Submerged is the best place to be on a hot summer's day: somewhere in the shady corner of the pool, cross-legged on the bottom, blowing bubbles until you run out of air. Submerged is where Tony Soprano's psychiatrist tells him some of his problems are. Submerged is what the truth is, anytime Donald Rumsfeld talks.
Submerged is also the theme for the last issue of Cordite for 2004. Unfortunately it wasn't a theme that seemed to strike a chord with too many of our poets. One poet who did unfurl the thematic flag was Suzanne Day. Check out her playfully surreal poem about Melbourne underwater.

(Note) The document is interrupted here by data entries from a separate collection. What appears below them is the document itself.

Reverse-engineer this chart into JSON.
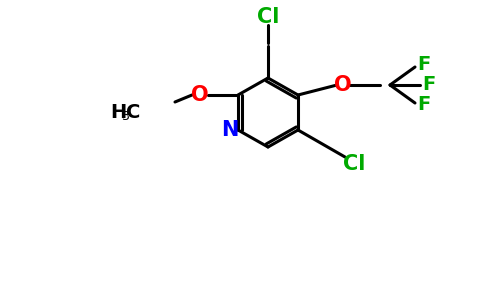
{
  "bg_color": "#ffffff",
  "bond_color": "#000000",
  "bond_width": 2.2,
  "atom_colors": {
    "N": "#0000ff",
    "O": "#ff0000",
    "Cl": "#00aa00",
    "F": "#00aa00",
    "C": "#000000",
    "H": "#000000"
  },
  "font_size_atoms": 14,
  "font_size_subscript": 10,
  "figsize": [
    4.84,
    3.0
  ],
  "dpi": 100
}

What the last issue of PYE (poetry year ending) 04 does feature are some of Australia's best emerging writers alongside some of the best poets from here and and around the globe. Check out emerging Melbourne writer William Fox, the elusive Brisbane scribe Jen Tsen Kwok, cricket chronicler extraordinaire Nick Whittock and the cold sea gazing Louise Oxley. Established Australian poets in issue 20 include Jane Gibian, Pam Brown and joanne burns. The international contingency is well represented by Canada's David W. McFadden and New Zealand's Mark Pirie and Anna Jackson.
The last issue for 04 also means it's time to reflect on the year that Cordite was and by association the first year of my tenure as Poetry Editor. When David approached me about the position as Poetry Editor last January I was surprised to hear I'd even been considered for a position I didn't know was up for offer.
As a contributor and, probably more importantly, a frequent reader I was honoured. Cordite had published the work of some of my favourite Australian poets including ted neilsen, Pam Brown, Paul Hardacre and Cassie Lewis. They are all poets who write poems that are both considered and exciting. It was a journal that championed new voices alongside older stagers. That sought out the experimental as well as the formally traditional. It was a journal of aesthetic dualities.
It was this sense of the old and the new, but the always exciting, that I saw as crucial to the Cordite aesthetic. In 2004 we've published the work of esteemed Australian poets like Alan Wearne, Ouyang Yu and Adam Aitken; alongside the work of newer voices such as Nick Whittock and Emily Finlay. It's probably also fair to say I am biased towards work that is both irreverent and cheeky whilst also remaining open and responsive to the metaphysical dimension of most important poetry.
It hasn't all been a botanical garden full of roses in bloom. There have been teething problems with the ins and outs, the mechanics of editing a poetry journal. I have to thank David Prater for his patience in this area. I'd also like to extend an apology to any contributor who may have failed to receive a reply to their submission. But while editing has been hard work, it's also been immensely rewarding.
The best parts about the gig are identical to the gifts good poetry always gives to its readers. Gifts like laughter, wonderment, excitement, newness, sadness and wisdom. The gifts good poetry gives to its readers. The difference as an editor is that I'm forced to read an incredibly broad cross section of poetry reflective of our contributors and our readership. Over the past year poetry has given me unfathomable gifts in a myriad of literary nooks and crannies. It is this diversity that makes Cordite strong.
In closing then, I'd like to thank our contributors and our readers. We rely on you for our relevance and existence.